Ao todo, emprega 1 300 pessoas e tem uma faturação anual de 75 milhões de euros.
“Gostava de fazer móveis, oferecê-los e ganhar dinheiro à mesma. Mas ainda não percebi como isso se faz”, graceja. A mulher, Isabel Brissos, 55 anos, brinca com a relação que o marido tem com o dinheiro: “Nunca traz nada na carteira e não é homem de oferecer presentes, mas está sempre a ter ideias para investimentos na firma e novos projetos sociais.” Habitualmente começa por pensar no bem-estar dos seus colaboradores construiu e vendeu casas a preço de custo para se fixarem na aldeia mas os benefícios estendem-se a toda a população.
À escola e ao jardim-de-infância, inaugurados em 2007, seguiram-se a recuperação da capela e a construção da creche, que ficaram prontas há dois anos.

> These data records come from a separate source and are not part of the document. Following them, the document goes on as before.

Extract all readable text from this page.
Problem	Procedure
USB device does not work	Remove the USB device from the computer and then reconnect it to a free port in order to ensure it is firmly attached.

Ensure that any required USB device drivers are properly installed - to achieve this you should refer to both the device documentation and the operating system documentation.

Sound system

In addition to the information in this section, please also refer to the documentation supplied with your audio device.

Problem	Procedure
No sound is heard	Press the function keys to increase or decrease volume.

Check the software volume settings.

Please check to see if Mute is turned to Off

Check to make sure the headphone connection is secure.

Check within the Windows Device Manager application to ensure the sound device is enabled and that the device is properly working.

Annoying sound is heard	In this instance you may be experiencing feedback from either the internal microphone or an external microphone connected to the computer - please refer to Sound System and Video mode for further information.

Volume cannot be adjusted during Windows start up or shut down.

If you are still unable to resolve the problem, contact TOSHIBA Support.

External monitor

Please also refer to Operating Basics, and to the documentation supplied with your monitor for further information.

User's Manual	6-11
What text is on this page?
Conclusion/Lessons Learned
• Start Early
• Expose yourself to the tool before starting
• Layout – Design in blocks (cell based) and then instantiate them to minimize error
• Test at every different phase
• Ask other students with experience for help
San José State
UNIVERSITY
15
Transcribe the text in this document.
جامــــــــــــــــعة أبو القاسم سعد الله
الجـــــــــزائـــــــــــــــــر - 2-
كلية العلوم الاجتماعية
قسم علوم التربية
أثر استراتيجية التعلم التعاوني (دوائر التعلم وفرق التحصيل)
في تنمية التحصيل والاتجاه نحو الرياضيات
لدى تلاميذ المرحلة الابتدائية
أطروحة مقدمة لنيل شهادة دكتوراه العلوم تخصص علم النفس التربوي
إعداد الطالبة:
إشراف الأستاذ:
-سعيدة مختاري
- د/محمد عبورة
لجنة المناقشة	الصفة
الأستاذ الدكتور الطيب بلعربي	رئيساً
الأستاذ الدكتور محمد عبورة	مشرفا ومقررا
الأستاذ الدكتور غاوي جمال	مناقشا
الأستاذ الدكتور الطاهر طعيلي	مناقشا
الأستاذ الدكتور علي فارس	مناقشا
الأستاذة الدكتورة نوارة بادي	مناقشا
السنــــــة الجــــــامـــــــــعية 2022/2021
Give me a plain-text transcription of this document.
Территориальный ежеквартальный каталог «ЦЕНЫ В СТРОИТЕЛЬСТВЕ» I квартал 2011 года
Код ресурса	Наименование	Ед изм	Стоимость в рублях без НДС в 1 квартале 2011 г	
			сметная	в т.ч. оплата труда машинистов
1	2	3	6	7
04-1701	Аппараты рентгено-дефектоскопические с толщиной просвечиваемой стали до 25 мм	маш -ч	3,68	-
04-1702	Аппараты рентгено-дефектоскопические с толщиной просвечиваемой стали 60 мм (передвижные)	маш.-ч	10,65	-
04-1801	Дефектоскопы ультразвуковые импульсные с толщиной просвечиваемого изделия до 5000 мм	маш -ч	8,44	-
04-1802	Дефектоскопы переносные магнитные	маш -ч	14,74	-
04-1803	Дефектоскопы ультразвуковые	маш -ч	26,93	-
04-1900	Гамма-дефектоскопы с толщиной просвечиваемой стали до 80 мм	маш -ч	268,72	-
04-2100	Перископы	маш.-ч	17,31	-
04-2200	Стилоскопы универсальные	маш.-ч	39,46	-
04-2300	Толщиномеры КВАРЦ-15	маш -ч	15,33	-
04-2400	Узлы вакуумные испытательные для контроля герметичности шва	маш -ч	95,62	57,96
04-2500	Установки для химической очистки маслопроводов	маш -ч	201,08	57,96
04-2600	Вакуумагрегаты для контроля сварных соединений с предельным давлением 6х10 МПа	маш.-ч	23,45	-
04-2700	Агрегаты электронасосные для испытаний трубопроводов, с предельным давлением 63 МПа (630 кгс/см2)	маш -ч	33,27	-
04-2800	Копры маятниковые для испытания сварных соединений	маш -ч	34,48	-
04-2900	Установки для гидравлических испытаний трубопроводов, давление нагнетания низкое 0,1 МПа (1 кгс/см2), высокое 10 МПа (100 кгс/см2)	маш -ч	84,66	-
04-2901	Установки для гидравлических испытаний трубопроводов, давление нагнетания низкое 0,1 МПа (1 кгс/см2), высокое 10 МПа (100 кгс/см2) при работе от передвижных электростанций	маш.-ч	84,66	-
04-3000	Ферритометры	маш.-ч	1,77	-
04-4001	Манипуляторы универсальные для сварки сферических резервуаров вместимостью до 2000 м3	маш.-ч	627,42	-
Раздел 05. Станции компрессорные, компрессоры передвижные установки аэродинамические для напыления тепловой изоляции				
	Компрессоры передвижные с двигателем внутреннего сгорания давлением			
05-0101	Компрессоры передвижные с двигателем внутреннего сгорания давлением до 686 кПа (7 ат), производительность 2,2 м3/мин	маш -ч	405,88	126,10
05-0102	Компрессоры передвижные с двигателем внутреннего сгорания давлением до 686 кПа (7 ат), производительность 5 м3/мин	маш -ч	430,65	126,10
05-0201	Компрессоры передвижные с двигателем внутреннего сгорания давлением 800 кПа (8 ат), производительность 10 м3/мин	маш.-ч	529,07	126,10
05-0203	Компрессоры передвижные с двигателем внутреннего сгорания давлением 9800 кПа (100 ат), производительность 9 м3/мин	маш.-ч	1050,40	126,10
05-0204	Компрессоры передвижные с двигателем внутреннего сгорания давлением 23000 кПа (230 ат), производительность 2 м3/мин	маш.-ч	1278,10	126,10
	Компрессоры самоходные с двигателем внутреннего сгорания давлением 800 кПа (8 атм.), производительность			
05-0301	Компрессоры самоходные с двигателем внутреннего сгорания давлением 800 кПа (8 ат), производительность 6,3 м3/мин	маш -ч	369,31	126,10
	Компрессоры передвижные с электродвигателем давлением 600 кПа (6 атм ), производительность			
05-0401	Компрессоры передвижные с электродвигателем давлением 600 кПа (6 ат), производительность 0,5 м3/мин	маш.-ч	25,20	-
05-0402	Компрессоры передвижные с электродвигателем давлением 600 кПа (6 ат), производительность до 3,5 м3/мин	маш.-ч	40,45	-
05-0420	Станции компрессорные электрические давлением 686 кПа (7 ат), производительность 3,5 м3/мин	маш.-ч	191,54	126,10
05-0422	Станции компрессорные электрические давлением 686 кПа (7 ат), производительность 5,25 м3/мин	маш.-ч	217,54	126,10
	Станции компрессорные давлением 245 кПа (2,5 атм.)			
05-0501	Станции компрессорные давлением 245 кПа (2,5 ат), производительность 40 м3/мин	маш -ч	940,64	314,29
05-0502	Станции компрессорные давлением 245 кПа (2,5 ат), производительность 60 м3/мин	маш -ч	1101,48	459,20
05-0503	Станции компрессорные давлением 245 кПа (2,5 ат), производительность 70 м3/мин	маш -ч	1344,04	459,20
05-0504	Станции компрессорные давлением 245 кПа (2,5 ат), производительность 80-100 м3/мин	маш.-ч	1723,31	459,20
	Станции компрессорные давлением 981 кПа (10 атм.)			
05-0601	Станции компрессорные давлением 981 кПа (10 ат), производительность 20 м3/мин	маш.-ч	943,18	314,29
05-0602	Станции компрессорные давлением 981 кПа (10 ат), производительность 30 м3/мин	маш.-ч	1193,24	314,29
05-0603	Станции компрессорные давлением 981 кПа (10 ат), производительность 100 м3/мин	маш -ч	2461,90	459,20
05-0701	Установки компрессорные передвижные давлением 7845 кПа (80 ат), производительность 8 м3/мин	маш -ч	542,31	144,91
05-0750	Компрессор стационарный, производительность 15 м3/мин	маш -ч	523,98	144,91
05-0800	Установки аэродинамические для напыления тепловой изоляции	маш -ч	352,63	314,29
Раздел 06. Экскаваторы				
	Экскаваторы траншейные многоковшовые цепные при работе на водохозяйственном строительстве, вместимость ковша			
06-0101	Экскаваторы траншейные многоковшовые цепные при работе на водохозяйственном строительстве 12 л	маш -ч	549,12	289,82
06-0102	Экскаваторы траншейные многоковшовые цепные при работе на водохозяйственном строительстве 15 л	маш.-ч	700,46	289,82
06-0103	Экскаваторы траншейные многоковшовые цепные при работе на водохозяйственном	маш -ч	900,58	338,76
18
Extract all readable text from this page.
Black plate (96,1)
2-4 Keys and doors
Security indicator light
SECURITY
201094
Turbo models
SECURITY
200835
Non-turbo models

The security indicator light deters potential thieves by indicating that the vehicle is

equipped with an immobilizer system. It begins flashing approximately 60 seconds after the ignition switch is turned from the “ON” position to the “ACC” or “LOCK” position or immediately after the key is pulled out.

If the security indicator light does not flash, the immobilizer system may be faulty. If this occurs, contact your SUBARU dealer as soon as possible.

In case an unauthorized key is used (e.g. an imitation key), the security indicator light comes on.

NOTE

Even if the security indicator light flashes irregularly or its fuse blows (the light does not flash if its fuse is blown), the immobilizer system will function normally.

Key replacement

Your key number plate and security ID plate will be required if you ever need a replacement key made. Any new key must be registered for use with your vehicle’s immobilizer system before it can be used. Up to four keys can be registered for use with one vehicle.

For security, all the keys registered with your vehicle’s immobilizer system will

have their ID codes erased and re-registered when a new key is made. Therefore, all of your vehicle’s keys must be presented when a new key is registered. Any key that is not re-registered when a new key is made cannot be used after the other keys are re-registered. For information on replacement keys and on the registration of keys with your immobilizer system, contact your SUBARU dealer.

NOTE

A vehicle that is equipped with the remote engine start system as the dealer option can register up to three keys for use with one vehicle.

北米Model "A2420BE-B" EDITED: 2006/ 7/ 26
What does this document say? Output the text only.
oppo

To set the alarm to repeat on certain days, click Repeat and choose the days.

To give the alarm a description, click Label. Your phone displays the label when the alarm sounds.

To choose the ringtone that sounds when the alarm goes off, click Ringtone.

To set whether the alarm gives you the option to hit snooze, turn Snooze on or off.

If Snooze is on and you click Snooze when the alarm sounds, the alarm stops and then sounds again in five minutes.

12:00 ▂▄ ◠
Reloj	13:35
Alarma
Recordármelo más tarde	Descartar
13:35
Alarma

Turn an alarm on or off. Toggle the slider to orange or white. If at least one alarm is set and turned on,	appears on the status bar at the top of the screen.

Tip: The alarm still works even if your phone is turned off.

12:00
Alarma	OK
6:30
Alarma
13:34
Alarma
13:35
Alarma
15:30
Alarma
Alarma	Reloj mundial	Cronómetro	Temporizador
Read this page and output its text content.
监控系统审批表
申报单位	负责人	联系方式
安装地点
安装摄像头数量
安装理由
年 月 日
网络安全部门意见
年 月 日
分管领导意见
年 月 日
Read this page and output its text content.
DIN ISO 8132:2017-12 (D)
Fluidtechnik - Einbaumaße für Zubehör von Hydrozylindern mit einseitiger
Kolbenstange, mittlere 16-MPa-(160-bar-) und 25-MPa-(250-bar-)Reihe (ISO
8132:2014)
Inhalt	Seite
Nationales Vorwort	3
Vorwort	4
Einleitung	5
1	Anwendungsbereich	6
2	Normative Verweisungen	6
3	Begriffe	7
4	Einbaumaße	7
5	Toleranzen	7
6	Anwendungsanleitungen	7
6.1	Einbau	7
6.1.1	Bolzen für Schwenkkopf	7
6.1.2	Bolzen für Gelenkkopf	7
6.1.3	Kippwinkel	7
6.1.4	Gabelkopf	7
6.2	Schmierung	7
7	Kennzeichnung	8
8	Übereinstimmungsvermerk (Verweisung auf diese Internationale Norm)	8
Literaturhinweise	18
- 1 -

O prior da aldeia, António Pereira, 70 anos, encara o amigo como “um estímulo para acreditar que é possível uma sociedade melhor”.
A creche Mãe Celeste o nome é uma homenagem à mãe, hoje, com 85 anos recebe cerca de cinquenta crianças. Como pratica preços sociais, continua a beneficiar do apoio do empresário: “A minha mãe enfrentou muitas dificuldades para criar os dois filhos. Esta é a minha maneira de contribuir para que as pessoas consigam cuidar da família.” E já tem um novo projeto em marcha: a construção de um ATL, que deverá estar concluído em meados do próximo ano.
“Há pessoas com muito mais dinheiro do que o Sr. Louro, mas com os valores em que ele acredita e que pratica, há poucas”, afirma a diretora da creche, Nancy Martins, 32 anos, que candidatou o benemérito ao prémio Os Nossos Heróis. O reconhecimento público não é encarado de ânimo leve por Joaquim Louro, como explica a mulher, ao recordar a atribuição da Comenda de Mérito Industrial pelo Presidente da República, em 2009: “Ficou muito nervoso. Sentiu o peso da responsabilidade de continuar a honrar a condecoração.” Tímido, explica que faz “as coisas por convicções próprias, não para ser distinguido”, e acrescenta: “Não compreendo as pessoas que quanto mais têm mais querem ter. Eu gosto de partilhar e nem me sinto bem por ter mais dinheiro do que outras pessoas.” Afinal, Quimzé é só um rapaz da aldeia e Duarte Paiva um rebelde com causa. Ambos com um enorme coração.